作品図版
ヴィルヘルム・ハンマースホイ(1864-1916)《ピアノを弾く妻イーダのいる室内》1910年 油彩/カンヴァス 76 x 61.5 cm
国立西洋美術館

ヴィルヘルム・ハンマースホイ《ピアノを弾く妻イーダのいる室内》1910年

1.作品解説

 画面の手前には、楕円形のテーブルと一脚の椅子が描かれ、テーブルの端には空っぽの銀色の皿が置かれています。テーブルの右後ろには、四角いテーブルとその向こうには本棚と壁に掛けられた絵が見えます。両開きの扉の奥には、こちらに背を向けてピアノの前に女性が座っています。画面左から差し込む光のなかに現われる室内には、静謐な空気がただよっています。

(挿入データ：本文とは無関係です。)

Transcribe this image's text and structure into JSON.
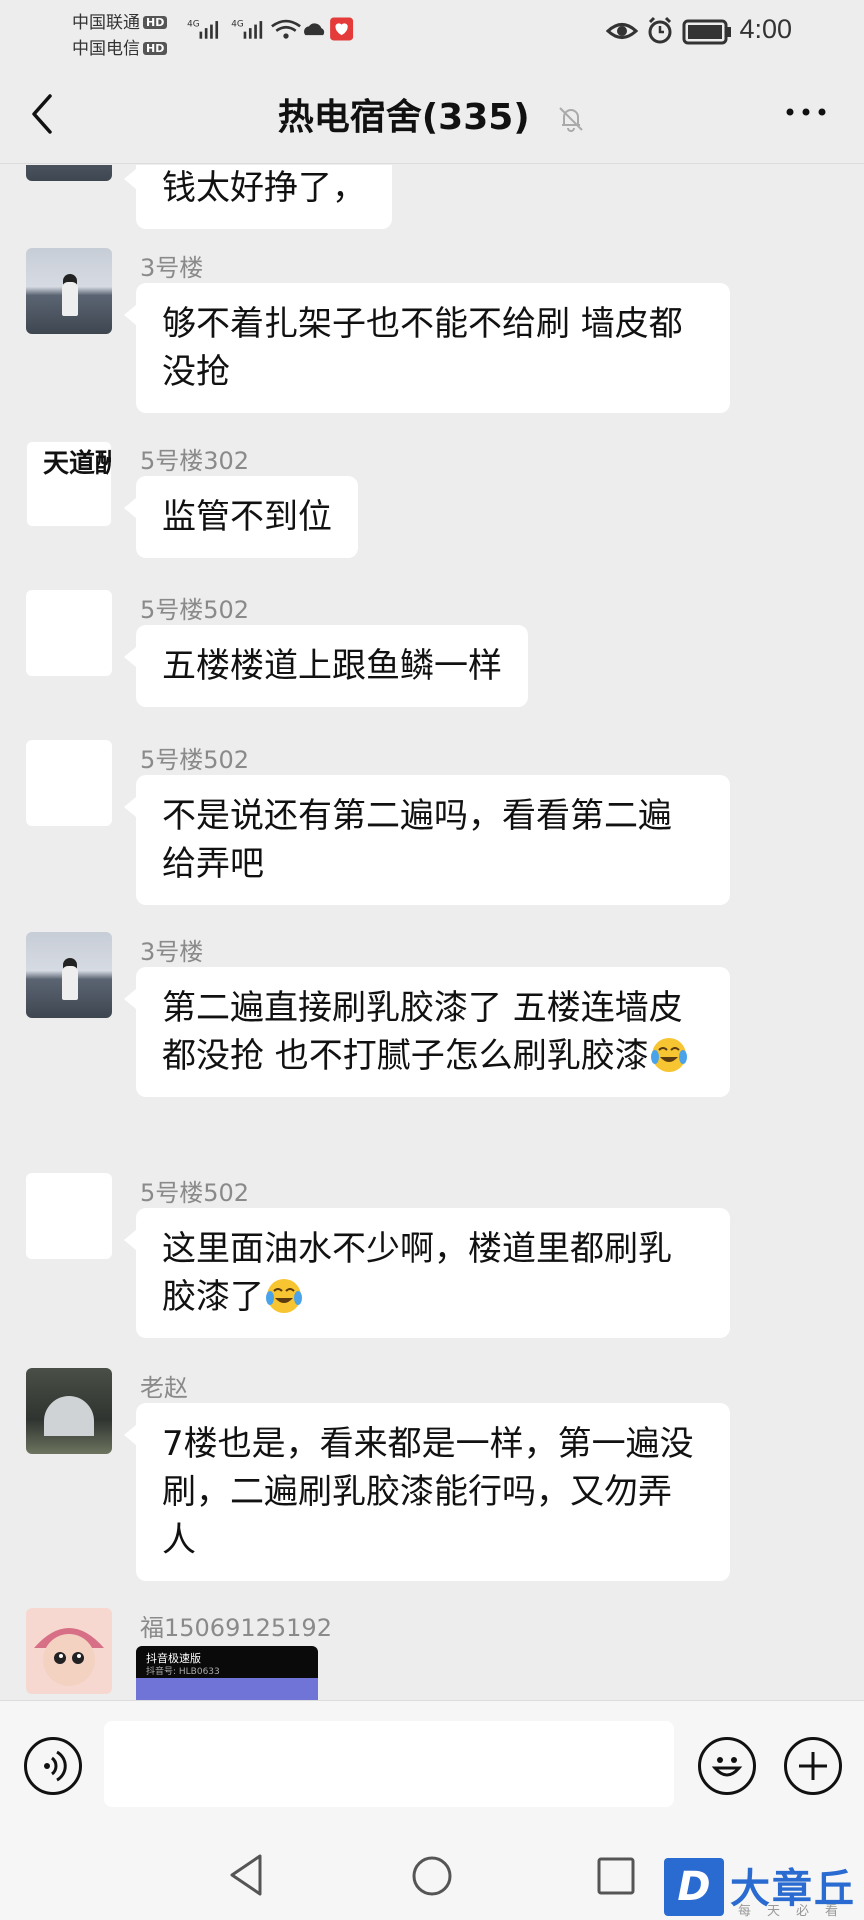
{
  "status_bar": {
    "carrier1": "中国联通",
    "carrier2": "中国电信",
    "hd": "HD",
    "network": "4G",
    "time": "4:00"
  },
  "header": {
    "title": "热电宿舍(335)"
  },
  "messages": [
    {
      "sender": "",
      "text": "钱太好挣了，"
    },
    {
      "sender": "3号楼",
      "text": "够不着扎架子也不能不给刷 墙皮都没抢"
    },
    {
      "sender": "5号楼302",
      "text": "监管不到位"
    },
    {
      "sender": "5号楼502",
      "text": "五楼楼道上跟鱼鳞一样"
    },
    {
      "sender": "5号楼502",
      "text": "不是说还有第二遍吗，看看第二遍给弄吧"
    },
    {
      "sender": "3号楼",
      "text": "第二遍直接刷乳胶漆了 五楼连墙皮都没抢 也不打腻子怎么刷乳胶漆"
    },
    {
      "sender": "5号楼502",
      "text": "这里面油水不少啊，楼道里都刷乳胶漆了"
    },
    {
      "sender": "老赵",
      "text": "7楼也是，看来都是一样，第一遍没刷，二遍刷乳胶漆能行吗，又勿弄人"
    },
    {
      "sender": "福15069125192",
      "video_title": "抖音极速版",
      "video_sub": "抖音号: HLB0633"
    }
  ],
  "avatar_calligraphy": "天道酬勤",
  "watermark": {
    "brand": "大章丘",
    "tagline": "每天必看",
    "logo_letter": "D"
  },
  "icons": {
    "back": "chevron-left-icon",
    "mute": "bell-off-icon",
    "more": "more-dots-icon",
    "voice": "voice-icon",
    "emoji": "smiley-icon",
    "plus": "plus-icon",
    "crying_laugh": "crying-laugh-emoji"
  }
}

 デンマーク出身の画家ハンマースホイは、白と黒を基調にして、本作品に見られるようなモチーフが置かれた室内の光景を数多く描きました。

○解説リンク

2.キーワード

キーワード:中に入る(小3・4)
「どんな音が聞こえる」

○キーワードにつなげるヒント

 白と黒を基調とするモノトーンに近い色使いから、子どもはすでに部屋の雰囲気を感じているかもしれません。部屋の中に入ったところを想像して、室内の物、人、光の方向、周囲の色などを一つ一つ確認すると、より具体的なイメージが浮かび上がってきます。そこで、室内に響く音を想像して、そこで何が起きているかを話し合ってみましょう。

○子どもの声

「ピアノの音が聞こえる」(小4)

「なんか寂しい感じがする」(小4)

「寒そうな部屋」(小5)

○作品の背景

 ハンマースホイは1910年、コペンハーゲンのブレズゲーゼ25番地のアパートに移り、そこで暮らした3年間に、妻イーダのいる室内画を何点も制作しました。ハンマースホイが描く室内風景画に登場する人物は、人数も少なく後ろ向きであることが特徴の一つとなっています。テーブル、椅子、食器、ピアノなど同じモチーフを繰り返し、丹念に描いた室内画は、フェルメールなどに代表される17世紀オランダ絵画の影響をうかがわせますが、モノトーンに近い色彩から生み出される時が止まったような静かな世界は、ハンマースホイ独自のものと言えるでしょう。